Schools have been told to prepare contingency plans to avoid any disruption to exams amid the coronavirus outbreak in the UK.

Exams regulator Ofqual said it was in discussion with the Department for Education (DfE) about any “additional measures” that might need to be taken this summer to ensure GCSE and A-level tests run smoothly.

Its existing guidance states that schools should identify alternative venues if needed and ensure all question papers can be securely transported to the new location.

Where accommodation is limited, schools should prioritise students whose progression will be “severely delayed” if they cannot take the exam as planned, the guidance said.

In a letter to headteachers, Ofqual’s chief regulator Sally Collier said schools need to be prepared to “deal with disruption” should it occur.

“We recognise schools and colleges might have concerns about the possible impact of Covid-19 (coronavirus) on the 2020 summer exam series,” she said.

“We routinely consider whether there are particular risks to the smooth running of exams, and we are considering with the exam boards and with the Department for Education whether any additional measures might be needed this year.”

She said any changes would be provided through the department’s existing guidance, adding that students should continue to prepare for the summer exams as usual.

It comes as at least 10 primary and secondary schools were closed over the past week amid coronavirus fears.

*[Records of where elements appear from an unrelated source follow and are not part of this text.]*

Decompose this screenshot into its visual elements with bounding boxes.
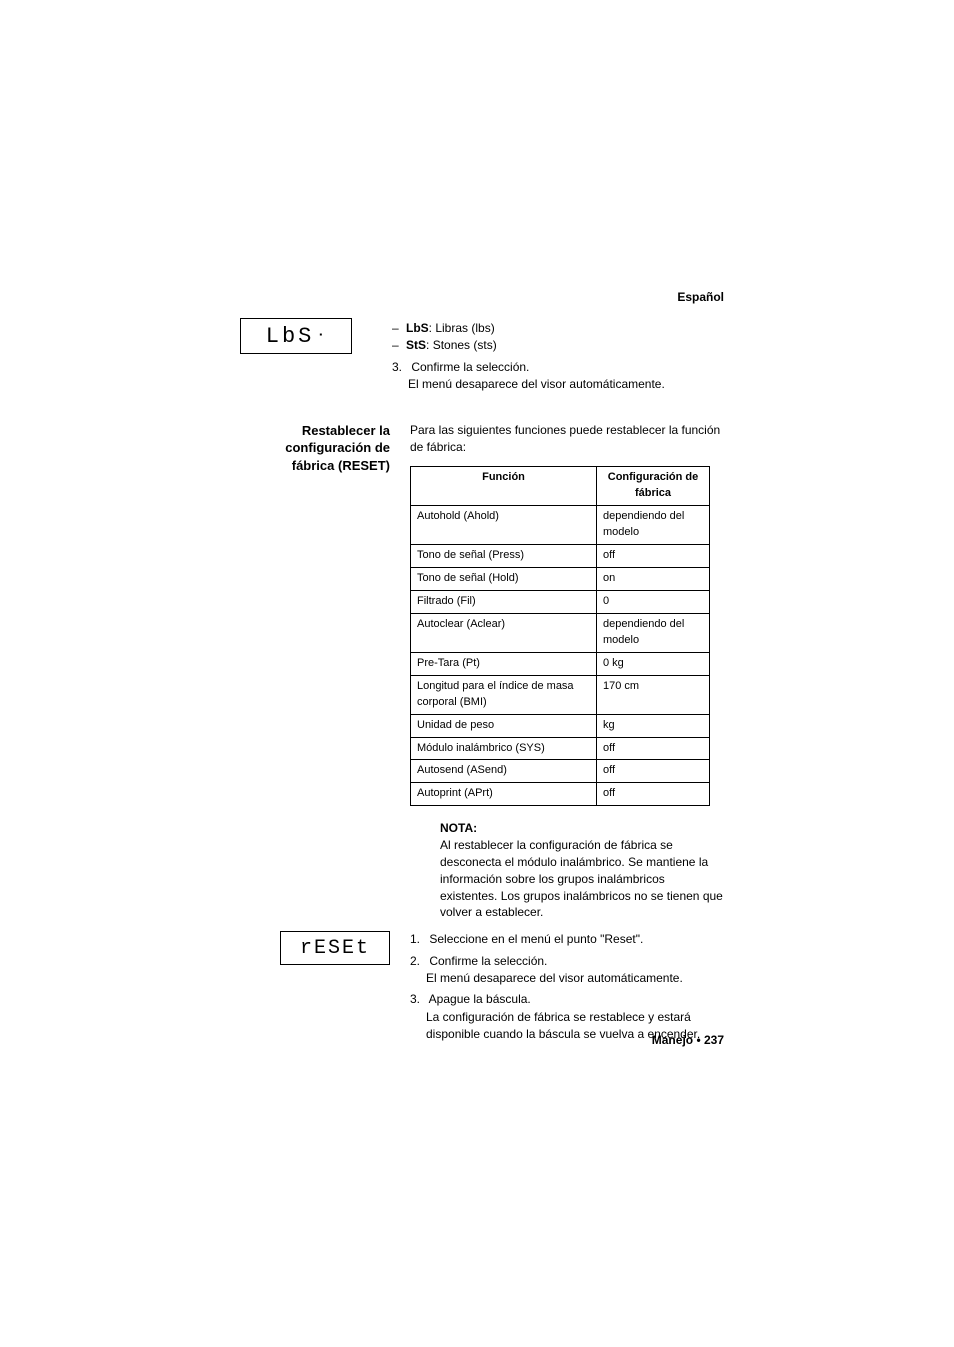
table-row: Autohold (Ahold) dependiendo del modelo: [411, 506, 710, 545]
table-cell-fn: Tono de señal (Press): [411, 545, 597, 568]
page: Español LbS ▪ LbS: Libras (lbs) StS: Sto…: [0, 0, 954, 1347]
reset-step-2-num: 2.: [410, 953, 426, 970]
nota-title: NOTA:: [440, 820, 724, 837]
unit-option-sts: StS: Stones (sts): [392, 337, 665, 354]
table-row: Longitud para el índice de masa corporal…: [411, 675, 710, 714]
table-cell-fn: Unidad de peso: [411, 714, 597, 737]
nota-block: NOTA: Al restablecer la configuración de…: [440, 820, 724, 921]
unit-section-text: LbS: Libras (lbs) StS: Stones (sts) 3. C…: [392, 320, 665, 394]
unit-section: LbS ▪ LbS: Libras (lbs) StS: Stones (sts…: [240, 320, 724, 394]
confirm-step-text: Confirme la selección.: [411, 360, 529, 374]
table-cell-fn: Módulo inalámbrico (SYS): [411, 737, 597, 760]
reset-step-2-text: Confirme la selección.: [429, 954, 547, 968]
table-row: Filtrado (Fil) 0: [411, 590, 710, 613]
reset-section: Restablecer la configuración de fábrica …: [240, 422, 724, 922]
net-icon: ▪: [318, 332, 326, 340]
lcd-display-lbs-text: LbS: [266, 324, 315, 349]
reset-step-2: 2. Confirme la selección. El menú desapa…: [410, 953, 724, 988]
lcd-col: rESEt: [240, 927, 390, 965]
unit-option-lbs: LbS: Libras (lbs): [392, 320, 665, 337]
table-row: Autoclear (Aclear) dependiendo del model…: [411, 613, 710, 652]
table-cell-val: on: [597, 568, 710, 591]
table-cell-fn: Autoclear (Aclear): [411, 613, 597, 652]
confirm-step-cont: El menú desaparece del visor automáticam…: [408, 376, 665, 393]
lcd-display-reset-text: rESEt: [300, 937, 370, 960]
unit-option-lbs-code: LbS: [406, 321, 429, 335]
table-cell-fn: Longitud para el índice de masa corporal…: [411, 675, 597, 714]
reset-heading-line2: configuración de: [285, 440, 390, 455]
reset-heading: Restablecer la configuración de fábrica …: [240, 422, 390, 475]
table-cell-fn: Autohold (Ahold): [411, 506, 597, 545]
table-cell-fn: Tono de señal (Hold): [411, 568, 597, 591]
table-cell-val: kg: [597, 714, 710, 737]
unit-option-sts-desc: Stones (sts): [433, 338, 497, 352]
table-cell-val: dependiendo del modelo: [597, 506, 710, 545]
reset-intro: Para las siguientes funciones puede rest…: [410, 422, 724, 457]
factory-settings-table: Función Configuración de fábrica Autohol…: [410, 466, 710, 806]
table-row: Unidad de peso kg: [411, 714, 710, 737]
language-label: Español: [677, 290, 724, 304]
table-row: Pre-Tara (Pt) 0 kg: [411, 652, 710, 675]
reset-step-1-num: 1.: [410, 931, 426, 948]
reset-step-3-num: 3.: [410, 991, 426, 1008]
unit-option-lbs-desc: Libras (lbs): [435, 321, 494, 335]
table-cell-val: off: [597, 545, 710, 568]
lcd-display-reset: rESEt: [280, 931, 390, 965]
page-footer: Manejo • 237: [652, 1033, 724, 1047]
reset-step-1-text: Seleccione en el menú el punto "Reset".: [429, 932, 643, 946]
reset-steps-section: rESEt 1. Seleccione en el menú el punto …: [240, 927, 724, 1043]
table-row: Módulo inalámbrico (SYS) off: [411, 737, 710, 760]
table-cell-val: off: [597, 737, 710, 760]
table-header-factory: Configuración de fábrica: [597, 467, 710, 506]
table-row: Tono de señal (Press) off: [411, 545, 710, 568]
table-header-function: Función: [411, 467, 597, 506]
table-cell-fn: Autosend (ASend): [411, 760, 597, 783]
lcd-display-lbs: LbS ▪: [240, 318, 352, 354]
table-cell-val: 170 cm: [597, 675, 710, 714]
table-cell-fn: Autoprint (APrt): [411, 783, 597, 806]
table-cell-val: dependiendo del modelo: [597, 613, 710, 652]
unit-option-sts-code: StS: [406, 338, 426, 352]
table-row: Tono de señal (Hold) on: [411, 568, 710, 591]
table-row: Autoprint (APrt) off: [411, 783, 710, 806]
table-cell-fn: Pre-Tara (Pt): [411, 652, 597, 675]
table-header-row: Función Configuración de fábrica: [411, 467, 710, 506]
table-row: Autosend (ASend) off: [411, 760, 710, 783]
table-cell-val: 0: [597, 590, 710, 613]
table-cell-fn: Filtrado (Fil): [411, 590, 597, 613]
table-cell-val: off: [597, 760, 710, 783]
reset-heading-line1: Restablecer la: [302, 423, 390, 438]
table-cell-val: 0 kg: [597, 652, 710, 675]
reset-steps: 1. Seleccione en el menú el punto "Reset…: [410, 927, 724, 1043]
reset-step-3-text: Apague la báscula.: [429, 992, 531, 1006]
confirm-step: 3. Confirme la selección. El menú desapa…: [392, 359, 665, 394]
reset-step-2-cont: El menú desaparece del visor automáticam…: [426, 970, 724, 987]
confirm-step-num: 3.: [392, 359, 408, 376]
nota-body: Al restablecer la configuración de fábri…: [440, 837, 724, 921]
reset-body: Para las siguientes funciones puede rest…: [410, 422, 724, 922]
table-cell-val: off: [597, 783, 710, 806]
unit-option-list: LbS: Libras (lbs) StS: Stones (sts): [392, 320, 665, 355]
reset-step-1: 1. Seleccione en el menú el punto "Reset…: [410, 931, 724, 948]
reset-heading-line3: fábrica (RESET): [292, 458, 390, 473]
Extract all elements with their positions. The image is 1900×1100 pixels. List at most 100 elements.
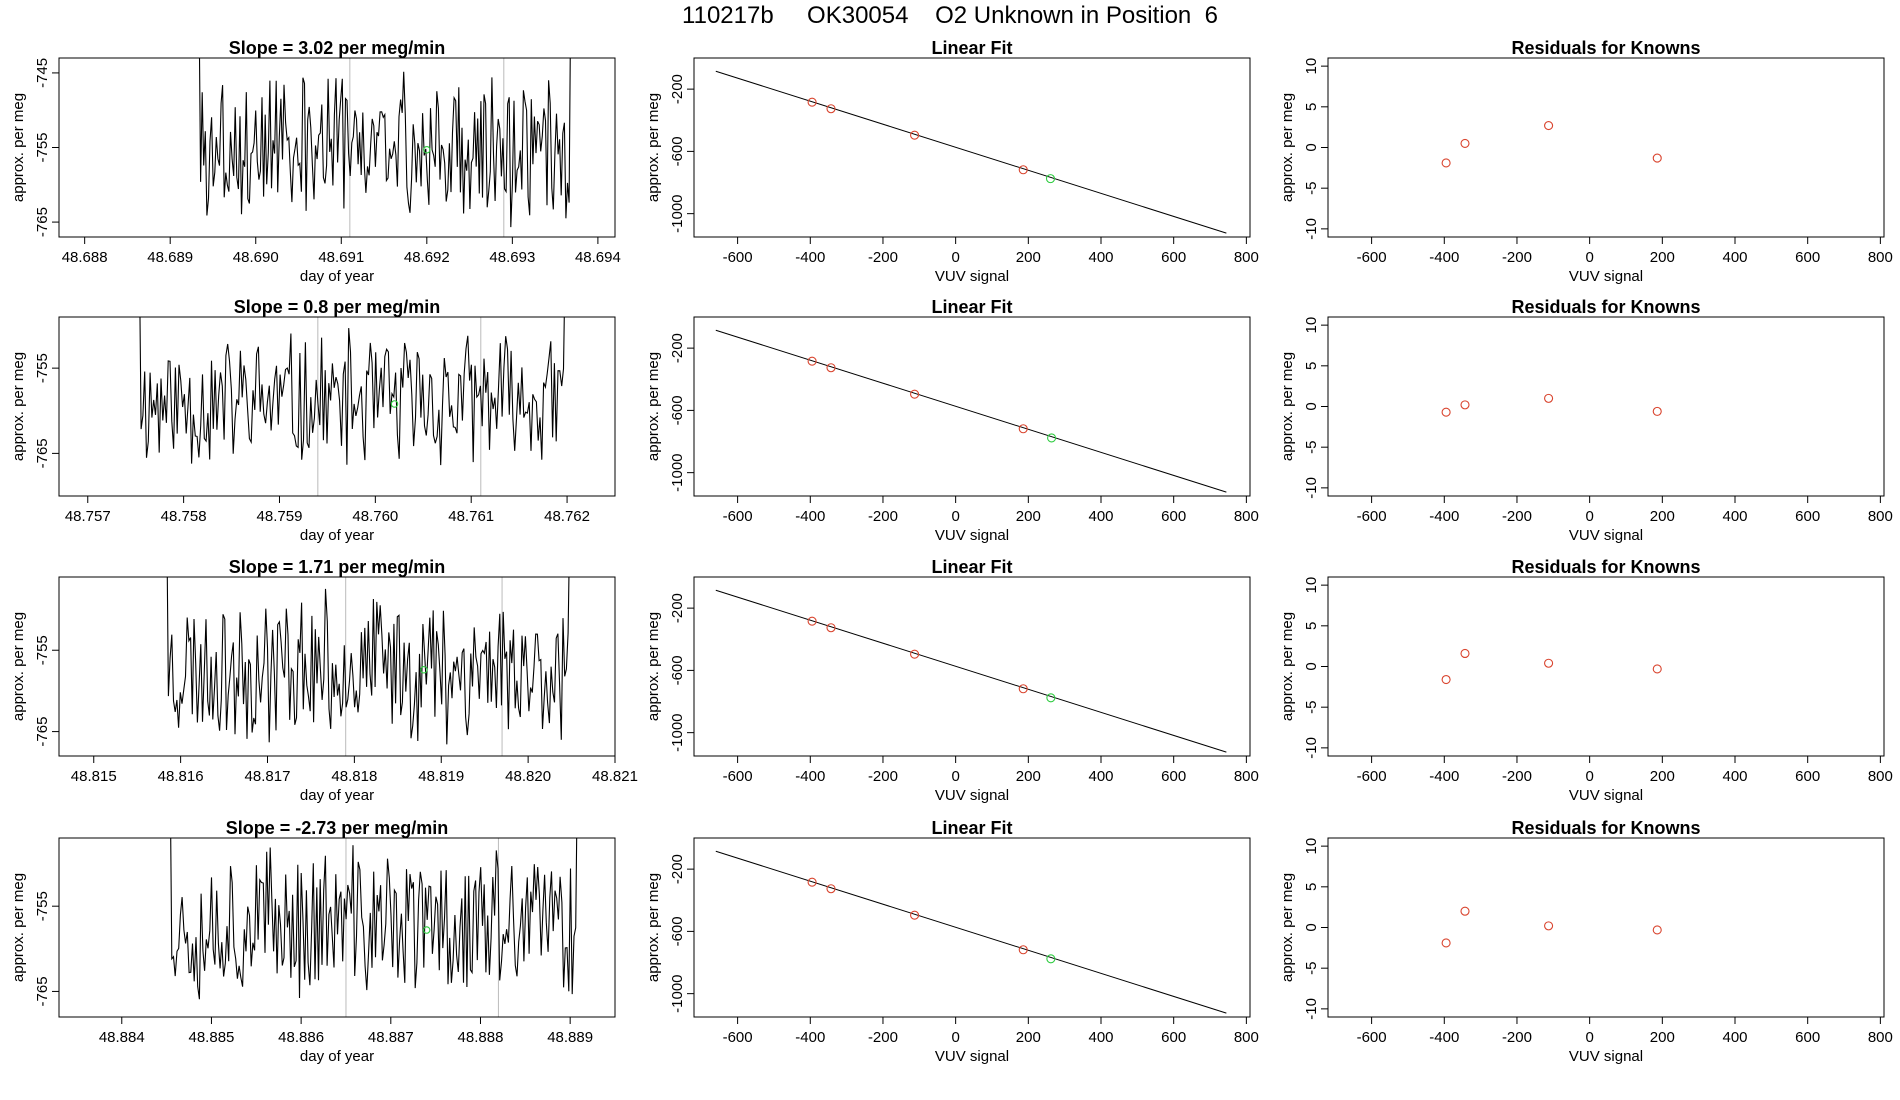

Public Health England (PHE) has advised schools to stay open, with medical director Paul Cosford saying: “Schools have to face difficult decisions, given the complexity of issues that they are facing.

“What I would say is that our general advice is not to close schools.”

However, when asked about what public safety steps would be taken in the UK if the illness becomes a pandemic, Chief Medical Officer for England Professor Chris Whitty later said schools may face long-term closure.